Once the bankruptcy issue is settled and the sale proceeds, at least 75 percent of baseball's owners have to approve the transfer of ownership from Hicks. In a letter included with the bankruptcy filing, commissioner Bud Selig said he intends to recommend the approval of the sale.
Major League Baseball has agreed to give the Rangers a new credit facility while it waits for the deal to be completed, the team said.
This is the 50th season of the franchise that began as the Washington Senators in 1961, and moved to Texas in 1972. The Rangers won their only three AL West titles in a four-year span at the end of the 1990s, and have never won a playoff series.
Court records show that the team's cash flow problems began in 2005. Hicks provided more than $100 million to the Rangers in his tenure, but problems have mounted over the years.
“Due to the unprecedented downturn in the U.S. economic and housing industry and global economic recession, other commitments and contractual restraints, Mr. Hicks was no longer willing to provide the same material financial support he had in the past,” Kellie Fischer, the Rangers' chief financial officer, wrote in a separate filing Monday.
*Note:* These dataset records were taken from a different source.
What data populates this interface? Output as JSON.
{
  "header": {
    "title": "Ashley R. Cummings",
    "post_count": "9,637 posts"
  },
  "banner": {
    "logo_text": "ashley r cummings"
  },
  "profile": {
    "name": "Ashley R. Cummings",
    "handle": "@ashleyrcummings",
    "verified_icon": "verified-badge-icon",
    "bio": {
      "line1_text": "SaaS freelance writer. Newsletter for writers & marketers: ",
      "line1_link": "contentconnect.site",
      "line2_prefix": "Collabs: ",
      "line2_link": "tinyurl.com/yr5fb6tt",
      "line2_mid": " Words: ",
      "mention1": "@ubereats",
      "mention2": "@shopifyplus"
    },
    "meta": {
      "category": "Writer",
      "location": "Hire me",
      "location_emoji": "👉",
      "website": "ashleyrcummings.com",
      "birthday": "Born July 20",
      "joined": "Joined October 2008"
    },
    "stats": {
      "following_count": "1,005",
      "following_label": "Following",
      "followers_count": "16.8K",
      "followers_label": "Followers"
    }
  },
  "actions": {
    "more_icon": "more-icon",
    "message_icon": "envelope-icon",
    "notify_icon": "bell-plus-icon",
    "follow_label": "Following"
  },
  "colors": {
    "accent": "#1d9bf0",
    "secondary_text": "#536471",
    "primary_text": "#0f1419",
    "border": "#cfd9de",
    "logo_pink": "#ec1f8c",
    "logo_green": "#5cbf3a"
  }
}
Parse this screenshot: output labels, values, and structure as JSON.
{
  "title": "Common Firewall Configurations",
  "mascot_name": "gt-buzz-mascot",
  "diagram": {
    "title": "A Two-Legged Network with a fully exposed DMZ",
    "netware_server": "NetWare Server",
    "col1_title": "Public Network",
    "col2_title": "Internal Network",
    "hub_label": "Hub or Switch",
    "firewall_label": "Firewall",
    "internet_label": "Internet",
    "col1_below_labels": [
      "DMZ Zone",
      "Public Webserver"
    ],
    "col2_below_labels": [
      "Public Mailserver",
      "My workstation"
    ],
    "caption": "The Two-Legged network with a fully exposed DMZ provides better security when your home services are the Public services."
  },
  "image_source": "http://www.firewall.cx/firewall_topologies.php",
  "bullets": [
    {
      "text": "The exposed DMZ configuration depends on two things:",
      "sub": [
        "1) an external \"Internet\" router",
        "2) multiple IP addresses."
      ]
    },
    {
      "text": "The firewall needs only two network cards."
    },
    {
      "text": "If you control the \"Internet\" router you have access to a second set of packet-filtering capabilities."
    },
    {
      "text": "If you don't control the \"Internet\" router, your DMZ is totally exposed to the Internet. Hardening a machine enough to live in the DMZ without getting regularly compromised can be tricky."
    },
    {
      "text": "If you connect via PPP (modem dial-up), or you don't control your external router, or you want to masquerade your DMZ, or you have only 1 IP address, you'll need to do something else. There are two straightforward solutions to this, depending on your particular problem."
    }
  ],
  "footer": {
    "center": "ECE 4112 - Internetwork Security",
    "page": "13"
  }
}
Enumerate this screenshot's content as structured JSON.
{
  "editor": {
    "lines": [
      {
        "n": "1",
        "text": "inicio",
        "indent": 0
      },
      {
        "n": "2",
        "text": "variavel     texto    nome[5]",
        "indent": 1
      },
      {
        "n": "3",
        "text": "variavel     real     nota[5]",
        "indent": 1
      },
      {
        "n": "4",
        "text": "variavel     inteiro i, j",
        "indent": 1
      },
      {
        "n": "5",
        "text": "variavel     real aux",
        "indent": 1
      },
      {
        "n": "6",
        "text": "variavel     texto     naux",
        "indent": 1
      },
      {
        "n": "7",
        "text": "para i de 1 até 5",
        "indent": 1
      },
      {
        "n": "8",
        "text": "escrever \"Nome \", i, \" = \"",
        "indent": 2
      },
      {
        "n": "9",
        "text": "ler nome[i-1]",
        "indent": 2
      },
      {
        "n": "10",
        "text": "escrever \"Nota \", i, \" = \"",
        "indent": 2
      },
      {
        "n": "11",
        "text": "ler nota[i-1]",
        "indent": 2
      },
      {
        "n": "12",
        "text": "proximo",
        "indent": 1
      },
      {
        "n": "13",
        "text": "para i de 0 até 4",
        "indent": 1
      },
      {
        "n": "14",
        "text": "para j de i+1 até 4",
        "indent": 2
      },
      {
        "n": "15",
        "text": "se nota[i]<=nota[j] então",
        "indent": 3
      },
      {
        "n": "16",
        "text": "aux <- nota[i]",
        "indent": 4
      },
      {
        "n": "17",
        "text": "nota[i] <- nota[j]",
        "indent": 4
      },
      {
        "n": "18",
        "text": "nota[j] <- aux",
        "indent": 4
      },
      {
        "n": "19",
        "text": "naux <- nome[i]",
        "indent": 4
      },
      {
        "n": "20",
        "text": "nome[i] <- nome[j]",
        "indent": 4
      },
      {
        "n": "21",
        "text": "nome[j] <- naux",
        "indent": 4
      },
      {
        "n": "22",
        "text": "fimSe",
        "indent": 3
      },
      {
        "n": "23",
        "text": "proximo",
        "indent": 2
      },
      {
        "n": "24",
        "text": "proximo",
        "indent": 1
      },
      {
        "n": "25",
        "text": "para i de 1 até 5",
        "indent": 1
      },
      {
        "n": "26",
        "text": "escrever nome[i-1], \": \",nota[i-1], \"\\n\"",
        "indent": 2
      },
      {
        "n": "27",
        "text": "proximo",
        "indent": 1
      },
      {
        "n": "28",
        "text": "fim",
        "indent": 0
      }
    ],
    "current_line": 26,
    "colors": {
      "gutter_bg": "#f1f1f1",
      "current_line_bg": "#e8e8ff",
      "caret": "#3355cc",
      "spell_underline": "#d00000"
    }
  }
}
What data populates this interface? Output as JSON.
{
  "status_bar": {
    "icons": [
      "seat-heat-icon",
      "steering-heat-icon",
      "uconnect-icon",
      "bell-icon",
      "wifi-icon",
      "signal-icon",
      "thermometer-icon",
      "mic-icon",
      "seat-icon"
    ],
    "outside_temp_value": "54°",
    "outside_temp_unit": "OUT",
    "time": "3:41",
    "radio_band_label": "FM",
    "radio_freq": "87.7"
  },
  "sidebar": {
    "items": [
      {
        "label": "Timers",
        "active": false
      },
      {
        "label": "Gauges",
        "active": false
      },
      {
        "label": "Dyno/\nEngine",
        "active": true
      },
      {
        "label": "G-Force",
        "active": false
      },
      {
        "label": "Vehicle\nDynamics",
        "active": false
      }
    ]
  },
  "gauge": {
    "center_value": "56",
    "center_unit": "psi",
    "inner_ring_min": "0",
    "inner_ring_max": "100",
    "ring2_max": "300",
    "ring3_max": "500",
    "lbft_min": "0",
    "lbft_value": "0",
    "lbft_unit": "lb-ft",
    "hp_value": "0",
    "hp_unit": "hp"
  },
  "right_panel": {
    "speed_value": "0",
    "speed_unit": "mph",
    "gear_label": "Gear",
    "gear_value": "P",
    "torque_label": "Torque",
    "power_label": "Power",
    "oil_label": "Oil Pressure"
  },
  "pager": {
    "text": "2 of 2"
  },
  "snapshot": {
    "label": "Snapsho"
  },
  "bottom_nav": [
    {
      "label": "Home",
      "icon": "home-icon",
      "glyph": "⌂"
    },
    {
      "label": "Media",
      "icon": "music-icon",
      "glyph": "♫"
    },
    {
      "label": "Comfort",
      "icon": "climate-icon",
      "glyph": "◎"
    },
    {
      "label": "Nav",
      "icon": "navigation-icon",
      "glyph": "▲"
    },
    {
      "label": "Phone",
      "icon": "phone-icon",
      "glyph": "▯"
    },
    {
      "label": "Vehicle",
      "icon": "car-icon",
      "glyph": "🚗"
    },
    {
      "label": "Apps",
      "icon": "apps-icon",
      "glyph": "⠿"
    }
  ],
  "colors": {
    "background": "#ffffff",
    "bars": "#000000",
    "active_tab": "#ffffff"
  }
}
Rodney Fort, a professor at the University of Michigan and vice president of the International Association of Sports Economists, dismissed the notion that escalating player salaries played a role in forcing the bankruptcy filing.
“That's the silliest of all economic logic – to blame your employees because you can't manage the asset in such a way that you can make a go of it,” he said. “It's unlikely that even if it were true that high salaries were causing problems for the Rangers, that the answer is declare bankruptcy and sell the team.”